Saturday, 20 November 2010

Still more pulling out...

Account holders withdraw €23bn from banks this year


MORE than €23.5 billion of deposits have been withdrawn from the three major Irish banks since the start of the year. AIB says it has seen outflows of €13bn in deposits due to withdrawals by nervous corporate and business customers who fear for the Irish bank system.

The loss of faith in Irish banks was further highlighted recently as Bank of Ireland confirmed it suffered €10bn in similar withdrawals prior to the end of September 2010as big investors feared the guarantee on the banks might not be extended.

1 comment:

Unknown said...

When will banks learn that their primary responsibility lies with their depositors?

Perhaps more importantly, when will sovereign governments learn that they need a proper bank wind-up regime, one in which the only guarantee provided is to depositors (to allay depositor fears), but also they should take control of the banks' assets, and via this mechanism most of the costs of the depositor guarantee can be met by selling those assets. The costs to the sovereign, and thus taxpayer, are minimised. Only then, can whatever remains, be disbursed among bondholders and shareholders, the former facing severe haircuts, the latter probably wiped out.

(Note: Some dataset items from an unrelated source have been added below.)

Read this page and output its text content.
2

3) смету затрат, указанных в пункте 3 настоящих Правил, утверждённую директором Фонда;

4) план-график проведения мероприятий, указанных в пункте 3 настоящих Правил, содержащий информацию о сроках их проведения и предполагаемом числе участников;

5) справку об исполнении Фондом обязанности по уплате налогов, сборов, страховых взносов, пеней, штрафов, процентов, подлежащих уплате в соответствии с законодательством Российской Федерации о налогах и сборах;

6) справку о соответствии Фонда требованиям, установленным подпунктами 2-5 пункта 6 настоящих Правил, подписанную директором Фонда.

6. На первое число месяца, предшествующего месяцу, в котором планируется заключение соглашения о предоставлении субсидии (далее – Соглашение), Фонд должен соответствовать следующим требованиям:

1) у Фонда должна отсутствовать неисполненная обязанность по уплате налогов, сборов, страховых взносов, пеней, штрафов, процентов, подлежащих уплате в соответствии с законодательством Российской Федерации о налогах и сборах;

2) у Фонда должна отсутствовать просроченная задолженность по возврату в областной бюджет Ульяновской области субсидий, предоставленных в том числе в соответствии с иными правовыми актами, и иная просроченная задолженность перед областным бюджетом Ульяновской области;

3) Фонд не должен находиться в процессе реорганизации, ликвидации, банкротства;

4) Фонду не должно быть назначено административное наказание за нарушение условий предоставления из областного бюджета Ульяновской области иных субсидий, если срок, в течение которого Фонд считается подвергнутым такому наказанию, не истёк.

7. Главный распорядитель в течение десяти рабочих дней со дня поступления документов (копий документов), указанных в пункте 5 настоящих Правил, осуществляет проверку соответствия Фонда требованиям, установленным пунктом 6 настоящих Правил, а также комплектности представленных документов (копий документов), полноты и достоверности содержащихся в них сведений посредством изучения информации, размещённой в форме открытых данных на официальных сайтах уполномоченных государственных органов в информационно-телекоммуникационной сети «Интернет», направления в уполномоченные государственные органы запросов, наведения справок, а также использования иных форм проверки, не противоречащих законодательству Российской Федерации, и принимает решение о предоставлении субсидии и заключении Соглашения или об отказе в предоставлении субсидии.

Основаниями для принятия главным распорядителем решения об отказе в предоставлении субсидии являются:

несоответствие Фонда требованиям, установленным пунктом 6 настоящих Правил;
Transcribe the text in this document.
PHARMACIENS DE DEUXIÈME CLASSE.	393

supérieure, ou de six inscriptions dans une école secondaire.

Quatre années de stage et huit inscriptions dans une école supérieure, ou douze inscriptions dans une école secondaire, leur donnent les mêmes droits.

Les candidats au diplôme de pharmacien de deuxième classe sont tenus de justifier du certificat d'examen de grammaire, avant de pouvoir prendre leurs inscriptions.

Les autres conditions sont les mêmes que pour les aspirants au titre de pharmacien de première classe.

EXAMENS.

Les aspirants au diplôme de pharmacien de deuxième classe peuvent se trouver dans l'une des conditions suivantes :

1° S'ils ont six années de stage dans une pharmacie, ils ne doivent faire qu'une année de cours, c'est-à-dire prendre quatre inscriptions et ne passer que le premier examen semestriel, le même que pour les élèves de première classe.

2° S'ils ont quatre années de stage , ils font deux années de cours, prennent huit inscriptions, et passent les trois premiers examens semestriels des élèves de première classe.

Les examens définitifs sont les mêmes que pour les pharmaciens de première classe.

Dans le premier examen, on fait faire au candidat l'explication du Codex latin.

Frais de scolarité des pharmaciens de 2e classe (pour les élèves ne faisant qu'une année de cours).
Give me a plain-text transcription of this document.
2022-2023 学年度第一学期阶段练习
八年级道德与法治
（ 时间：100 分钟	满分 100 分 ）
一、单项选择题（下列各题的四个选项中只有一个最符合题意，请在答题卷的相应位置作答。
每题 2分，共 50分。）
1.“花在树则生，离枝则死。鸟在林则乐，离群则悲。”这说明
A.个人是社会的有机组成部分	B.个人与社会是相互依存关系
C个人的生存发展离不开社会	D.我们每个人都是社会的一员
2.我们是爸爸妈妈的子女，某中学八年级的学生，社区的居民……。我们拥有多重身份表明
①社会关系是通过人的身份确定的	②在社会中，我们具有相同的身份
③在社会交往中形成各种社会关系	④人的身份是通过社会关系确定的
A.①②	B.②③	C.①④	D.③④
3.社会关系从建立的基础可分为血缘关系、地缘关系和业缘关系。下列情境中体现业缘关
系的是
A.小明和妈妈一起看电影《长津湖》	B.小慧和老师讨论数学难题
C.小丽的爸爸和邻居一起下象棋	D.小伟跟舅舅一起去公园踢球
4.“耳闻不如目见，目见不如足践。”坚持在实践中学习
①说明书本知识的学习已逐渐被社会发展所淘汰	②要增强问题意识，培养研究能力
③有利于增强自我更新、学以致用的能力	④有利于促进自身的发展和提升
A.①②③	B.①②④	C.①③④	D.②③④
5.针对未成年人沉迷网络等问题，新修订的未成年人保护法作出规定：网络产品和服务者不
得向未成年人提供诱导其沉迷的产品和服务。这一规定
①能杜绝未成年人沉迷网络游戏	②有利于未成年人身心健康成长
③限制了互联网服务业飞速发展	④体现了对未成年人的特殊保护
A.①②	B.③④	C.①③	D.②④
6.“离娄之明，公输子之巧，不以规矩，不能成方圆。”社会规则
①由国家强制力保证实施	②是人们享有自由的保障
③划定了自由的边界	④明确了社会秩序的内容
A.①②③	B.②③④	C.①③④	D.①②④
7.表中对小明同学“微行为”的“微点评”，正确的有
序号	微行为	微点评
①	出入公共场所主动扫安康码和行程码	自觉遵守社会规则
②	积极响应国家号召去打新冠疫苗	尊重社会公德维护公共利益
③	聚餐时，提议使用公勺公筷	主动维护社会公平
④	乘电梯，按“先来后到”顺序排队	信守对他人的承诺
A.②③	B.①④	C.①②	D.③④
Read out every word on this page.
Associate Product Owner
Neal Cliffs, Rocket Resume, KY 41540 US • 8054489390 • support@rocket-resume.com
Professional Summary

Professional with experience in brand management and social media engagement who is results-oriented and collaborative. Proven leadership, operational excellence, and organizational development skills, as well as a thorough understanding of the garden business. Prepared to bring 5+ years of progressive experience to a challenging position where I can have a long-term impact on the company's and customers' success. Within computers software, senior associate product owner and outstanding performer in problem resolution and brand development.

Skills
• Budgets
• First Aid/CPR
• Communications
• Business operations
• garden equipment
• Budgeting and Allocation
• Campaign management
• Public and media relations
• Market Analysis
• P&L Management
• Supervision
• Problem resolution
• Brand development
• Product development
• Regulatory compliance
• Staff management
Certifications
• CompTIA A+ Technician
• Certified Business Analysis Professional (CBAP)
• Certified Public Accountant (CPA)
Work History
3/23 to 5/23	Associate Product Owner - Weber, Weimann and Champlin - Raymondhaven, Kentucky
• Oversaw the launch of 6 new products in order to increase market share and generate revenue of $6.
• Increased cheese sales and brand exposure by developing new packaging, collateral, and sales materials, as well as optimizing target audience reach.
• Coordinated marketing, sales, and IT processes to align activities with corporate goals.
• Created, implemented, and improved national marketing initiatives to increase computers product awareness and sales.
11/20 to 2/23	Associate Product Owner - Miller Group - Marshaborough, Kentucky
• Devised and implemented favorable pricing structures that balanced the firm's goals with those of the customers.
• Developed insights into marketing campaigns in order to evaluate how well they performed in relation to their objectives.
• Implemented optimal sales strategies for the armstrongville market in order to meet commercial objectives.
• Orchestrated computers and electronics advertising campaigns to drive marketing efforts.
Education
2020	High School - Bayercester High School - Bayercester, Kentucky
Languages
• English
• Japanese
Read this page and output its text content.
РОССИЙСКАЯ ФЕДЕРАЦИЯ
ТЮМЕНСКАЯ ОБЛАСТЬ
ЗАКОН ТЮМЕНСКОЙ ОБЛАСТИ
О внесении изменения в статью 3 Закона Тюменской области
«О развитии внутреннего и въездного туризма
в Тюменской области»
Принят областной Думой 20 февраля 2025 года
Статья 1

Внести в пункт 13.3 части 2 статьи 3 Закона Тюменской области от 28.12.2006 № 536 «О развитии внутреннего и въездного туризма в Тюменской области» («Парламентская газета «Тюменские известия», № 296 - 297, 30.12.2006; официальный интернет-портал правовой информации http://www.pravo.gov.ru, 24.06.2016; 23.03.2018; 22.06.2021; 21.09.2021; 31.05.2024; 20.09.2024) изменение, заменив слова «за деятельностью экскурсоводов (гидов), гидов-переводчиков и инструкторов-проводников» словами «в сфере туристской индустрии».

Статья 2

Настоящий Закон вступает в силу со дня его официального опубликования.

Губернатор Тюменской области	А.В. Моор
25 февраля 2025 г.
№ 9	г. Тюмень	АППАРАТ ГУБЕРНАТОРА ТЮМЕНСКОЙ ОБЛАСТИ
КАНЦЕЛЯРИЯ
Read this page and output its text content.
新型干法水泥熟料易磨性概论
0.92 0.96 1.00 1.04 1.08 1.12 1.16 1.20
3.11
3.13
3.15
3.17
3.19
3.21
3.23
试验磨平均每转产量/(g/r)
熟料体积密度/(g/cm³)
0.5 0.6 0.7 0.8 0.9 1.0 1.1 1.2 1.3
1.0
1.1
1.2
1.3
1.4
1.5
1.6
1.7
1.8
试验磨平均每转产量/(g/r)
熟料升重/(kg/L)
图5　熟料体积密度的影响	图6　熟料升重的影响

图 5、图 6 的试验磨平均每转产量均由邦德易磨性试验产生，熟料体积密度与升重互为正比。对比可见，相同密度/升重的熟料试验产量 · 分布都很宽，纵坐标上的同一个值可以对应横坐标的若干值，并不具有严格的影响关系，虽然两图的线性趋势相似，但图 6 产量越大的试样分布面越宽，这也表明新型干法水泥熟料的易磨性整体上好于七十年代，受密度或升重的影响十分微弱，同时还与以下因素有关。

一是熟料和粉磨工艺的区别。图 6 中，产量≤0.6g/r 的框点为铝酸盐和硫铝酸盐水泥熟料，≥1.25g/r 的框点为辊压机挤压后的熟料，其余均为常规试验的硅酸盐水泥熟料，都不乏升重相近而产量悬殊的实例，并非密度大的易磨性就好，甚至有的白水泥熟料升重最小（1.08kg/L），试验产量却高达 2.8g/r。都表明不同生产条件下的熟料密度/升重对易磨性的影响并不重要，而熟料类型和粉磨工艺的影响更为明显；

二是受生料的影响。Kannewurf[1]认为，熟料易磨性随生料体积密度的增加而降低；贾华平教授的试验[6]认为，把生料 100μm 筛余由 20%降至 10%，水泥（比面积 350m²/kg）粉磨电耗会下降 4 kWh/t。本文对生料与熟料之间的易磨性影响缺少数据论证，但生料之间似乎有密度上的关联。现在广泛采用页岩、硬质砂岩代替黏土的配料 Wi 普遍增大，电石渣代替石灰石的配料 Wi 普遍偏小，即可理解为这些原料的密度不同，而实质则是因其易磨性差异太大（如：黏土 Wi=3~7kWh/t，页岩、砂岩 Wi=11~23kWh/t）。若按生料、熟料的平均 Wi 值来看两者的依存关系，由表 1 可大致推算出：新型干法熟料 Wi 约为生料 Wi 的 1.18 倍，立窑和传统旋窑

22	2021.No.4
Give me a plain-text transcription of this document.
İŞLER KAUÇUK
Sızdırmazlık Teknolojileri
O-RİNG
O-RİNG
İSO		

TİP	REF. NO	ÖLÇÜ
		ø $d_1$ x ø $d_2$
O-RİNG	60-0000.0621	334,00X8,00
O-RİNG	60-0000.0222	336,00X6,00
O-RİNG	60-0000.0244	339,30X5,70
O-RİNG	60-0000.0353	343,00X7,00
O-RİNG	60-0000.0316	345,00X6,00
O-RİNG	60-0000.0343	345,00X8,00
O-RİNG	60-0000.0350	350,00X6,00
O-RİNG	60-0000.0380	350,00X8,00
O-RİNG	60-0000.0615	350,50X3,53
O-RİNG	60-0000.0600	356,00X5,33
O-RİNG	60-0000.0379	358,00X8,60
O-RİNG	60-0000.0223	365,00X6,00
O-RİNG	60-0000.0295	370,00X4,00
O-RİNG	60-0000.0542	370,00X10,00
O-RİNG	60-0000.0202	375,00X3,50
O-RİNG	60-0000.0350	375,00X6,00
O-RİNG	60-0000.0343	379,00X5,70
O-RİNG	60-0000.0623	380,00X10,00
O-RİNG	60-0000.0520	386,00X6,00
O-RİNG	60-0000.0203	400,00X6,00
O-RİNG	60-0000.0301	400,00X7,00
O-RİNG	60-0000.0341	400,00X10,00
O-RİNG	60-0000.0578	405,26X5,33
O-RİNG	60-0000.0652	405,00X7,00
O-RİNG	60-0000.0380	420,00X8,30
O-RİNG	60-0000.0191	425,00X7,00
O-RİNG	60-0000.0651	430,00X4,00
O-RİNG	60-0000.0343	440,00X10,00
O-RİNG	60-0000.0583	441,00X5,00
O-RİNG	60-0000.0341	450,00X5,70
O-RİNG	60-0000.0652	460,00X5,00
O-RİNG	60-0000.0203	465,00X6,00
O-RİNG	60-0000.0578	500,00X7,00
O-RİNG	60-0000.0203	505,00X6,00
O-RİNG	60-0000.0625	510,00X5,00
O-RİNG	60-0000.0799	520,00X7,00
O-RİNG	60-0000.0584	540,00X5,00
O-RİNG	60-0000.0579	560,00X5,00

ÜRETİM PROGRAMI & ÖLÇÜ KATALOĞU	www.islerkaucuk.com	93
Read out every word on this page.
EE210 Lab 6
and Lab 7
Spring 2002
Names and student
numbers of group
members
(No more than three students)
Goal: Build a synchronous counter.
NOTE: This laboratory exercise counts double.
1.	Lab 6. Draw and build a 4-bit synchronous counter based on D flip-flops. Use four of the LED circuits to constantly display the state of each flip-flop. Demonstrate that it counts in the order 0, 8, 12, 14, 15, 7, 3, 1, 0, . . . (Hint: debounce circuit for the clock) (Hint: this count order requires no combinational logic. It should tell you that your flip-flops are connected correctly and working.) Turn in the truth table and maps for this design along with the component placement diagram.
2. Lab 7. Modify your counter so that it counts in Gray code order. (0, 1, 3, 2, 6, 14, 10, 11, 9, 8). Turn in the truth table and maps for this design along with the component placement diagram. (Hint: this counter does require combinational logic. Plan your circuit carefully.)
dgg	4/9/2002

The idea that bondholders should be bailed-out by sovereigns is absurd - they lent, lending implies risk, and in some circumstances, loss. The claim that this would destroy the bond market (without an implicit-cum-explicit taxpayer guarantee) is frankly, absurd. Bondholders and shareholders in banks should in future force far more transparency and risk-management rigor on banks, which is absolutely right - and they will only do this if they face severe losses NOW. However, with government bailouts, moral hazard is rewarded while gamblers-cum-bankers enjoy the fruits of their terrible management failures and the taxpayer picks up the tab. The european population is saying no, and I hope more deposits are withdrawn in order to force governments to force bondholders and shareholders to take the pain, to finally send the message to bankers that the failure is theirs and not the taxpayers'.